Thanks for pointing out the typo- correcting now
This is a very clear articulation of something the field has taken too long to absorb: many apparent treatment failures in Alzheimer’s were not necessarily failures of mechanism, but failures of timing.
From a clinical perspective, that distinction matters a great deal. By the time the disease becomes symptomatically obvious, the underlying biology has often been active for years, sometimes decades, and the downstream damage may already have its own momentum. In that setting, modest effect sizes may say less about whether the biology is real than about whether the intervention arrived too late.
What I found especially important in your piece is the shift in the question itself, away from “Does this drug work?” in the abstract, and toward “In whom, against which biology, and at what stage?” That strikes me as a much more faithful way to think about the pipeline now, and probably the question on which real progress will depend.

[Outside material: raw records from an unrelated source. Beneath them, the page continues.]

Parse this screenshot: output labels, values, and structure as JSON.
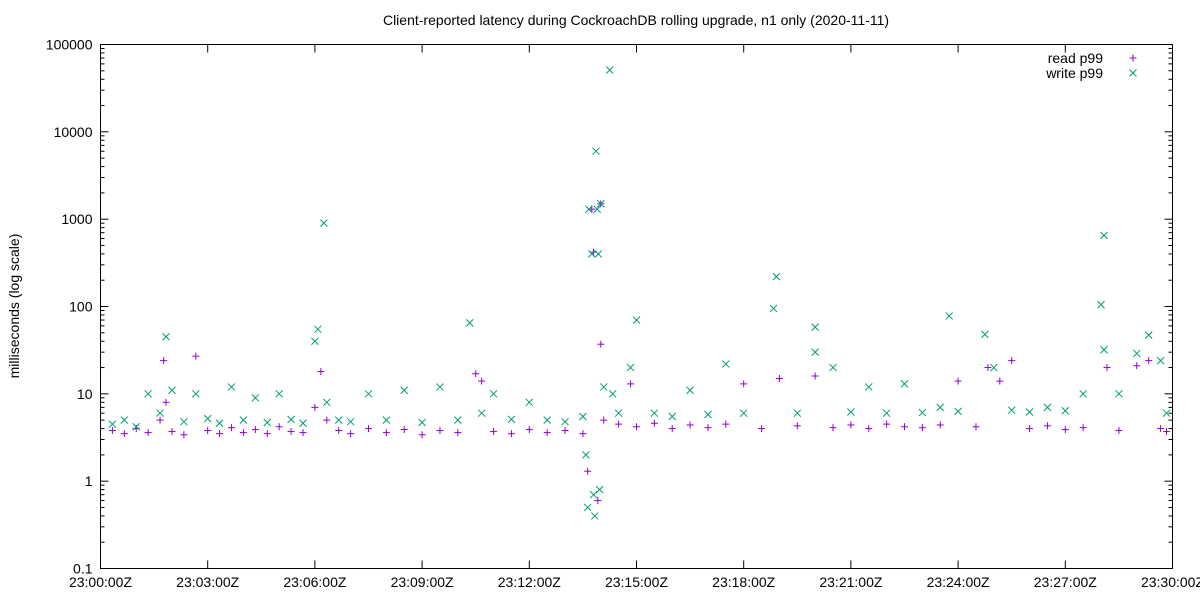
{
  "chart_data": {
    "type": "scatter",
    "title": "Client-reported latency during CockroachDB rolling upgrade, n1 only (2020-11-11)",
    "xlabel": "",
    "ylabel": "milliseconds (log scale)",
    "y_scale": "log",
    "ylim": [
      0.1,
      100000
    ],
    "xlim": [
      "23:00:00Z",
      "23:30:00Z"
    ],
    "x_unit": "time (UTC)",
    "grid": false,
    "legend_position": "top-right",
    "y_ticks": [
      "0.1",
      "1",
      "10",
      "100",
      "1000",
      "10000",
      "100000"
    ],
    "x_ticks": [
      "23:00:00Z",
      "23:03:00Z",
      "23:06:00Z",
      "23:09:00Z",
      "23:12:00Z",
      "23:15:00Z",
      "23:18:00Z",
      "23:21:00Z",
      "23:24:00Z",
      "23:27:00Z",
      "23:30:00Z"
    ],
    "series": [
      {
        "name": "read p99",
        "color": "#9400d3",
        "marker": "plus",
        "points": [
          [
            "23:00:20Z",
            3.8
          ],
          [
            "23:00:40Z",
            3.5
          ],
          [
            "23:01:00Z",
            4.0
          ],
          [
            "23:01:20Z",
            3.6
          ],
          [
            "23:01:40Z",
            5.0
          ],
          [
            "23:01:46Z",
            24
          ],
          [
            "23:01:50Z",
            8.0
          ],
          [
            "23:02:00Z",
            3.7
          ],
          [
            "23:02:20Z",
            3.4
          ],
          [
            "23:02:40Z",
            27
          ],
          [
            "23:03:00Z",
            3.8
          ],
          [
            "23:03:20Z",
            3.5
          ],
          [
            "23:03:40Z",
            4.1
          ],
          [
            "23:04:00Z",
            3.6
          ],
          [
            "23:04:20Z",
            3.9
          ],
          [
            "23:04:40Z",
            3.5
          ],
          [
            "23:05:00Z",
            4.2
          ],
          [
            "23:05:20Z",
            3.7
          ],
          [
            "23:05:40Z",
            3.6
          ],
          [
            "23:06:00Z",
            7.0
          ],
          [
            "23:06:10Z",
            18
          ],
          [
            "23:06:20Z",
            5.0
          ],
          [
            "23:06:40Z",
            3.8
          ],
          [
            "23:07:00Z",
            3.5
          ],
          [
            "23:07:30Z",
            4.0
          ],
          [
            "23:08:00Z",
            3.6
          ],
          [
            "23:08:30Z",
            3.9
          ],
          [
            "23:09:00Z",
            3.4
          ],
          [
            "23:09:30Z",
            3.8
          ],
          [
            "23:10:00Z",
            3.6
          ],
          [
            "23:10:30Z",
            17
          ],
          [
            "23:10:40Z",
            14
          ],
          [
            "23:11:00Z",
            3.7
          ],
          [
            "23:11:30Z",
            3.5
          ],
          [
            "23:12:00Z",
            3.9
          ],
          [
            "23:12:30Z",
            3.6
          ],
          [
            "23:13:00Z",
            3.8
          ],
          [
            "23:13:30Z",
            3.5
          ],
          [
            "23:13:38Z",
            1.3
          ],
          [
            "23:13:45Z",
            1300
          ],
          [
            "23:13:48Z",
            420
          ],
          [
            "23:13:55Z",
            0.6
          ],
          [
            "23:14:00Z",
            1500
          ],
          [
            "23:14:00Z",
            37
          ],
          [
            "23:14:05Z",
            5.0
          ],
          [
            "23:14:30Z",
            4.5
          ],
          [
            "23:14:50Z",
            13
          ],
          [
            "23:15:00Z",
            4.2
          ],
          [
            "23:15:30Z",
            4.6
          ],
          [
            "23:16:00Z",
            4.0
          ],
          [
            "23:16:30Z",
            4.4
          ],
          [
            "23:17:00Z",
            4.1
          ],
          [
            "23:17:30Z",
            4.5
          ],
          [
            "23:18:00Z",
            13
          ],
          [
            "23:18:30Z",
            4.0
          ],
          [
            "23:19:00Z",
            15
          ],
          [
            "23:19:30Z",
            4.3
          ],
          [
            "23:20:00Z",
            16
          ],
          [
            "23:20:30Z",
            4.1
          ],
          [
            "23:21:00Z",
            4.4
          ],
          [
            "23:21:30Z",
            4.0
          ],
          [
            "23:22:00Z",
            4.5
          ],
          [
            "23:22:30Z",
            4.2
          ],
          [
            "23:23:00Z",
            4.1
          ],
          [
            "23:23:30Z",
            4.4
          ],
          [
            "23:24:00Z",
            14
          ],
          [
            "23:24:30Z",
            4.2
          ],
          [
            "23:24:50Z",
            20
          ],
          [
            "23:25:10Z",
            14
          ],
          [
            "23:25:30Z",
            24
          ],
          [
            "23:26:00Z",
            4.0
          ],
          [
            "23:26:30Z",
            4.3
          ],
          [
            "23:27:00Z",
            3.9
          ],
          [
            "23:27:30Z",
            4.1
          ],
          [
            "23:28:10Z",
            20
          ],
          [
            "23:28:30Z",
            3.8
          ],
          [
            "23:29:00Z",
            21
          ],
          [
            "23:29:20Z",
            24
          ],
          [
            "23:29:40Z",
            4.0
          ],
          [
            "23:29:50Z",
            3.7
          ]
        ]
      },
      {
        "name": "write p99",
        "color": "#009e73",
        "marker": "cross",
        "points": [
          [
            "23:00:20Z",
            4.5
          ],
          [
            "23:00:40Z",
            5.0
          ],
          [
            "23:01:00Z",
            4.2
          ],
          [
            "23:01:20Z",
            10
          ],
          [
            "23:01:40Z",
            6.0
          ],
          [
            "23:01:50Z",
            45
          ],
          [
            "23:02:00Z",
            11
          ],
          [
            "23:02:20Z",
            4.8
          ],
          [
            "23:02:40Z",
            10
          ],
          [
            "23:03:00Z",
            5.2
          ],
          [
            "23:03:20Z",
            4.6
          ],
          [
            "23:03:40Z",
            12
          ],
          [
            "23:04:00Z",
            5.0
          ],
          [
            "23:04:20Z",
            9.0
          ],
          [
            "23:04:40Z",
            4.7
          ],
          [
            "23:05:00Z",
            10
          ],
          [
            "23:05:20Z",
            5.1
          ],
          [
            "23:05:40Z",
            4.6
          ],
          [
            "23:06:00Z",
            40
          ],
          [
            "23:06:05Z",
            55
          ],
          [
            "23:06:15Z",
            900
          ],
          [
            "23:06:20Z",
            8.0
          ],
          [
            "23:06:40Z",
            5.0
          ],
          [
            "23:07:00Z",
            4.8
          ],
          [
            "23:07:30Z",
            10
          ],
          [
            "23:08:00Z",
            5.0
          ],
          [
            "23:08:30Z",
            11
          ],
          [
            "23:09:00Z",
            4.7
          ],
          [
            "23:09:30Z",
            12
          ],
          [
            "23:10:00Z",
            5.0
          ],
          [
            "23:10:20Z",
            65
          ],
          [
            "23:10:40Z",
            6.0
          ],
          [
            "23:11:00Z",
            10
          ],
          [
            "23:11:30Z",
            5.1
          ],
          [
            "23:12:00Z",
            8.0
          ],
          [
            "23:12:30Z",
            5.0
          ],
          [
            "23:13:00Z",
            4.8
          ],
          [
            "23:13:30Z",
            5.5
          ],
          [
            "23:13:35Z",
            2.0
          ],
          [
            "23:13:38Z",
            0.5
          ],
          [
            "23:13:40Z",
            1300
          ],
          [
            "23:13:45Z",
            400
          ],
          [
            "23:13:48Z",
            0.7
          ],
          [
            "23:13:50Z",
            0.4
          ],
          [
            "23:13:52Z",
            6000
          ],
          [
            "23:13:54Z",
            1300
          ],
          [
            "23:13:56Z",
            400
          ],
          [
            "23:13:58Z",
            0.8
          ],
          [
            "23:14:00Z",
            1500
          ],
          [
            "23:14:05Z",
            12
          ],
          [
            "23:14:15Z",
            51000
          ],
          [
            "23:14:20Z",
            10
          ],
          [
            "23:14:30Z",
            6.0
          ],
          [
            "23:14:50Z",
            20
          ],
          [
            "23:15:00Z",
            70
          ],
          [
            "23:15:30Z",
            6.0
          ],
          [
            "23:16:00Z",
            5.5
          ],
          [
            "23:16:30Z",
            11
          ],
          [
            "23:17:00Z",
            5.8
          ],
          [
            "23:17:30Z",
            22
          ],
          [
            "23:18:00Z",
            6.0
          ],
          [
            "23:18:50Z",
            95
          ],
          [
            "23:18:55Z",
            220
          ],
          [
            "23:19:30Z",
            6.0
          ],
          [
            "23:20:00Z",
            58
          ],
          [
            "23:20:00Z",
            30
          ],
          [
            "23:20:30Z",
            20
          ],
          [
            "23:21:00Z",
            6.2
          ],
          [
            "23:21:30Z",
            12
          ],
          [
            "23:22:00Z",
            6.0
          ],
          [
            "23:22:30Z",
            13
          ],
          [
            "23:23:00Z",
            6.1
          ],
          [
            "23:23:30Z",
            7.0
          ],
          [
            "23:23:45Z",
            78
          ],
          [
            "23:24:00Z",
            6.3
          ],
          [
            "23:24:45Z",
            48
          ],
          [
            "23:25:00Z",
            20
          ],
          [
            "23:25:30Z",
            6.5
          ],
          [
            "23:26:00Z",
            6.2
          ],
          [
            "23:26:30Z",
            7.0
          ],
          [
            "23:27:00Z",
            6.4
          ],
          [
            "23:27:30Z",
            10
          ],
          [
            "23:28:00Z",
            105
          ],
          [
            "23:28:05Z",
            650
          ],
          [
            "23:28:05Z",
            32
          ],
          [
            "23:28:30Z",
            10
          ],
          [
            "23:29:00Z",
            29
          ],
          [
            "23:29:20Z",
            47
          ],
          [
            "23:29:40Z",
            24
          ],
          [
            "23:29:50Z",
            6.0
          ]
        ]
      }
    ]
  }
}
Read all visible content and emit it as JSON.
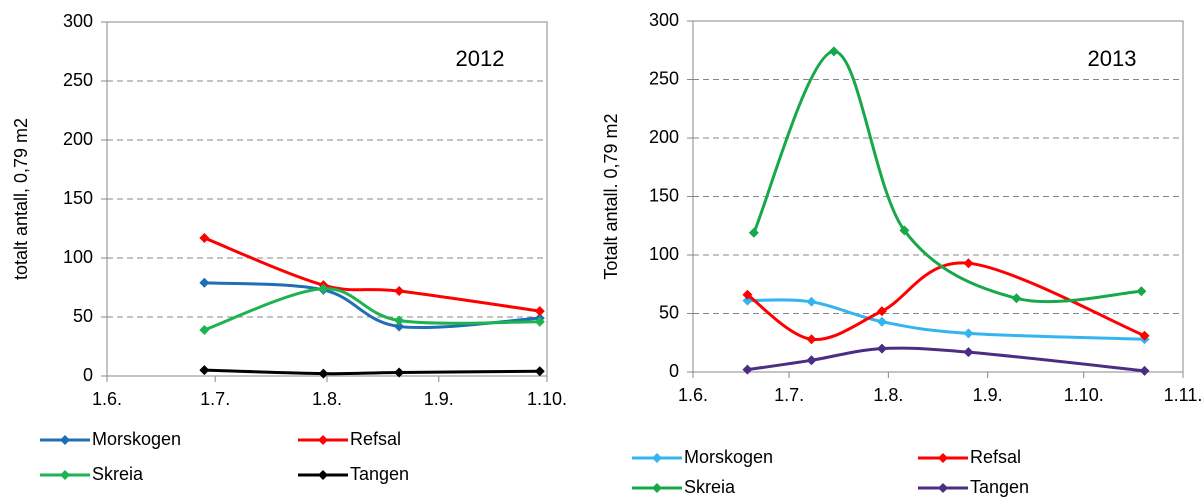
{
  "chart_data": [
    {
      "type": "line",
      "annotation": "2012",
      "ylabel": "totalt antall, 0,79 m2",
      "xlim": [
        152,
        274
      ],
      "xticks": [
        {
          "value": 152,
          "label": "1.6."
        },
        {
          "value": 182,
          "label": "1.7."
        },
        {
          "value": 213,
          "label": "1.8."
        },
        {
          "value": 244,
          "label": "1.9."
        },
        {
          "value": 274,
          "label": "1.10."
        }
      ],
      "ylim": [
        0,
        300
      ],
      "yticks": [
        0,
        50,
        100,
        150,
        200,
        250,
        300
      ],
      "grid": true,
      "series": [
        {
          "name": "Morskogen",
          "color": "#1f6fb4",
          "x": [
            179,
            212,
            233,
            272
          ],
          "values": [
            79,
            73,
            42,
            49
          ]
        },
        {
          "name": "Refsal",
          "color": "#ff0000",
          "x": [
            179,
            212,
            233,
            272
          ],
          "values": [
            117,
            77,
            72,
            55
          ]
        },
        {
          "name": "Skreia",
          "color": "#1db34f",
          "x": [
            179,
            212,
            233,
            272
          ],
          "values": [
            39,
            74,
            47,
            46
          ]
        },
        {
          "name": "Tangen",
          "color": "#000000",
          "x": [
            179,
            212,
            233,
            272
          ],
          "values": [
            5,
            2,
            3,
            4
          ]
        }
      ]
    },
    {
      "type": "line",
      "annotation": "2013",
      "ylabel": "Totalt antall. 0,79 m2",
      "xlim": [
        152,
        305
      ],
      "xticks": [
        {
          "value": 152,
          "label": "1.6."
        },
        {
          "value": 182,
          "label": "1.7."
        },
        {
          "value": 213,
          "label": "1.8."
        },
        {
          "value": 244,
          "label": "1.9."
        },
        {
          "value": 274,
          "label": "1.10."
        },
        {
          "value": 305,
          "label": "1.11."
        }
      ],
      "ylim": [
        0,
        300
      ],
      "yticks": [
        0,
        50,
        100,
        150,
        200,
        250,
        300
      ],
      "grid": true,
      "series": [
        {
          "name": "Morskogen",
          "color": "#33b5f0",
          "x": [
            169,
            189,
            211,
            238,
            293
          ],
          "values": [
            61,
            60,
            43,
            33,
            28
          ]
        },
        {
          "name": "Refsal",
          "color": "#ff0000",
          "x": [
            169,
            189,
            211,
            238,
            293
          ],
          "values": [
            66,
            28,
            52,
            93,
            31
          ]
        },
        {
          "name": "Skreia",
          "color": "#17a84a",
          "x": [
            171,
            196,
            218,
            253,
            292
          ],
          "values": [
            119,
            274,
            121,
            63,
            69
          ]
        },
        {
          "name": "Tangen",
          "color": "#4b2e83",
          "x": [
            169,
            189,
            211,
            238,
            293
          ],
          "values": [
            2,
            10,
            20,
            17,
            1
          ]
        }
      ]
    }
  ]
}
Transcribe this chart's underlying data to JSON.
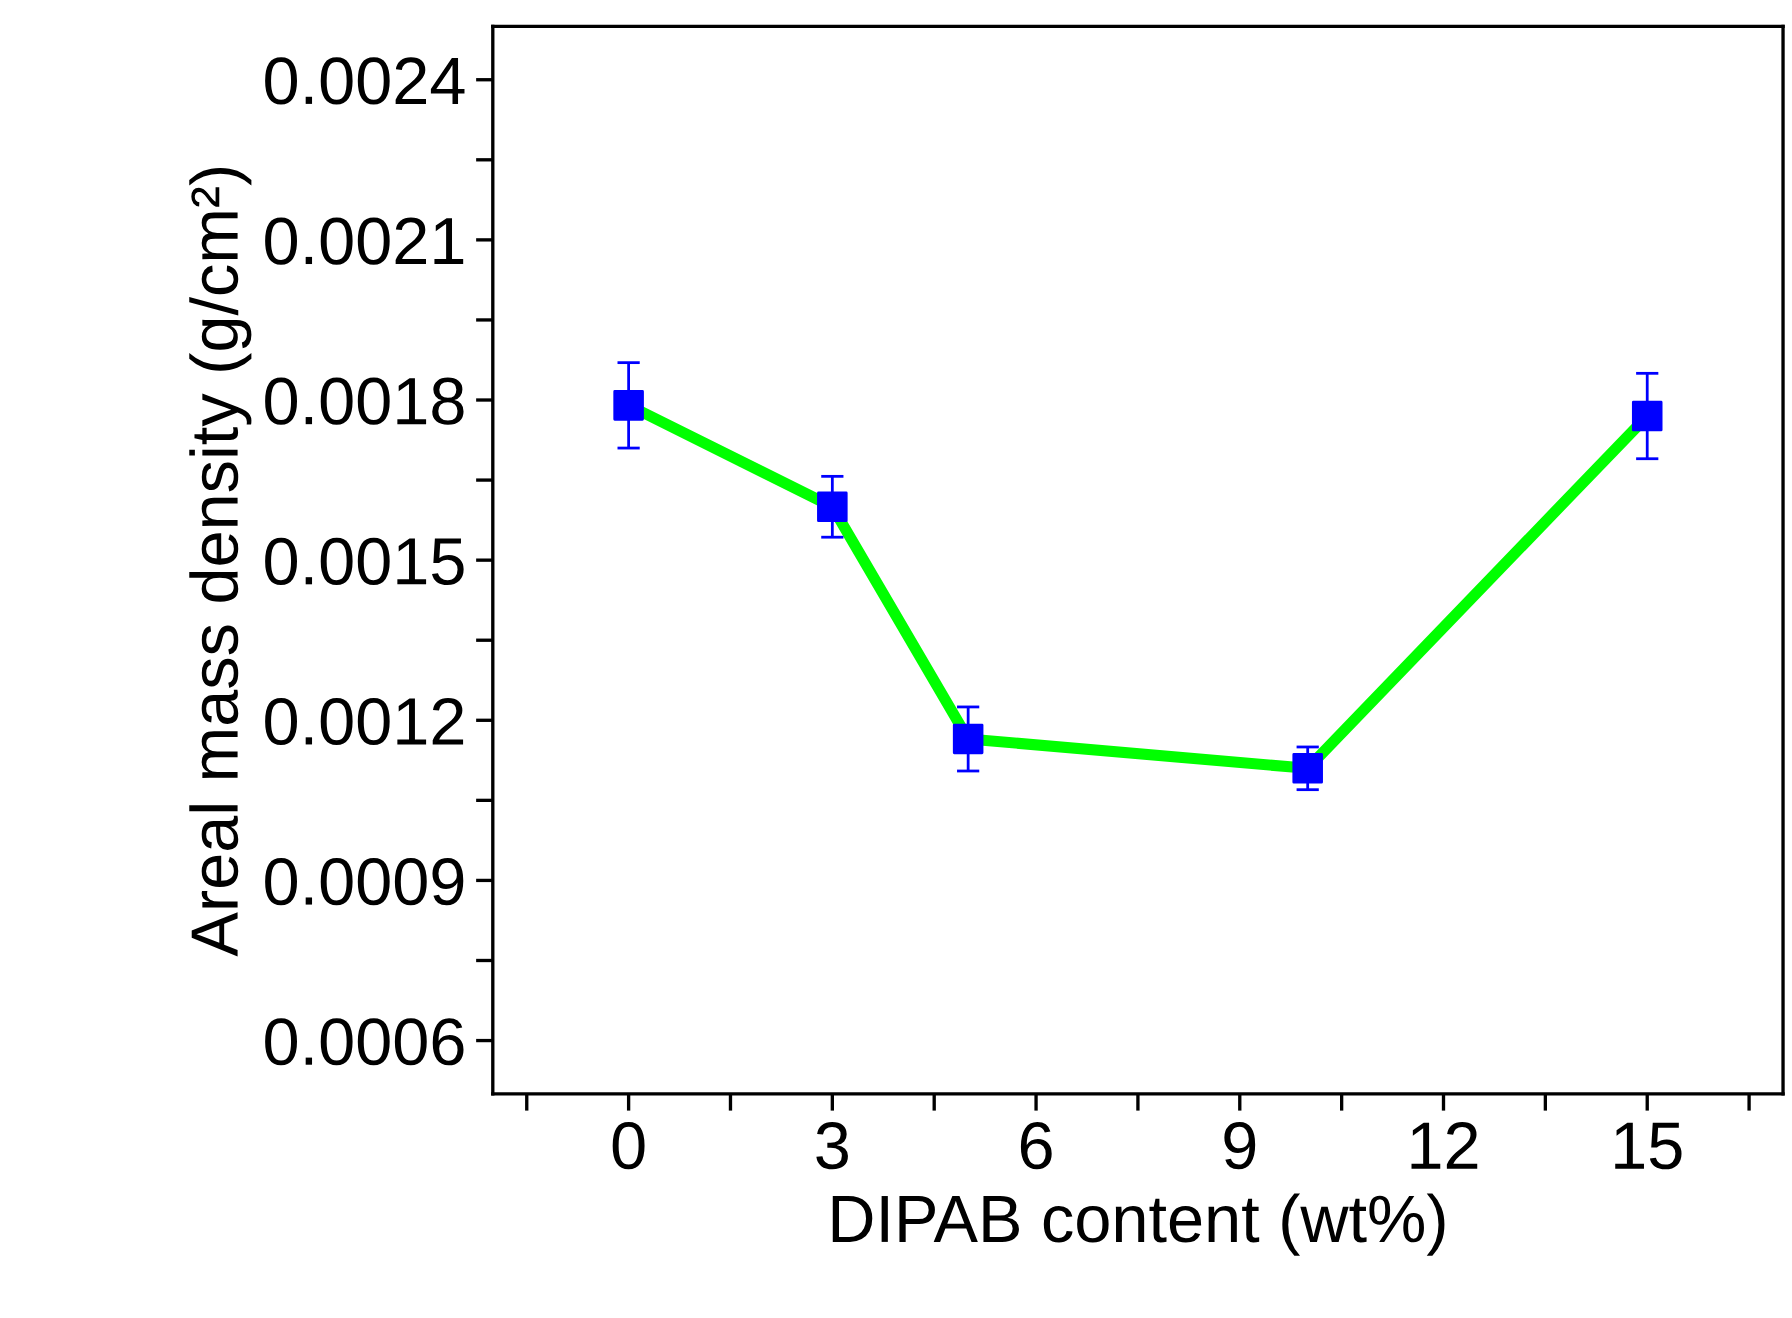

The compelling instances of individuals exhibiting substantial amyloid plaques without cognitive impairment speak directly to the dynamic complexity of Alzheimer's and the transformative direction of the field. This biological divergence signals that while amyloid is a significant risk factor, its presence alone does not dictate clinical manifestation. It highlights the profound influence of other upstream processes, such as neuroinflammation or the overarching program of brain aging, in determining symptomatic onset. This understanding is precisely what drives the imperative for patient selection models and the development of multi-modal biomarker assessments, moving us toward a future where we can delineate specific biological subtypes. Our goal is to empower proactive health strategies by identifying an individual's unique neurobiological profile, ensuring that emerging therapies, including advanced epigenetic reprogramming and targeted therapeutics, are applied with maximum precision at the earliest, most impactful stages.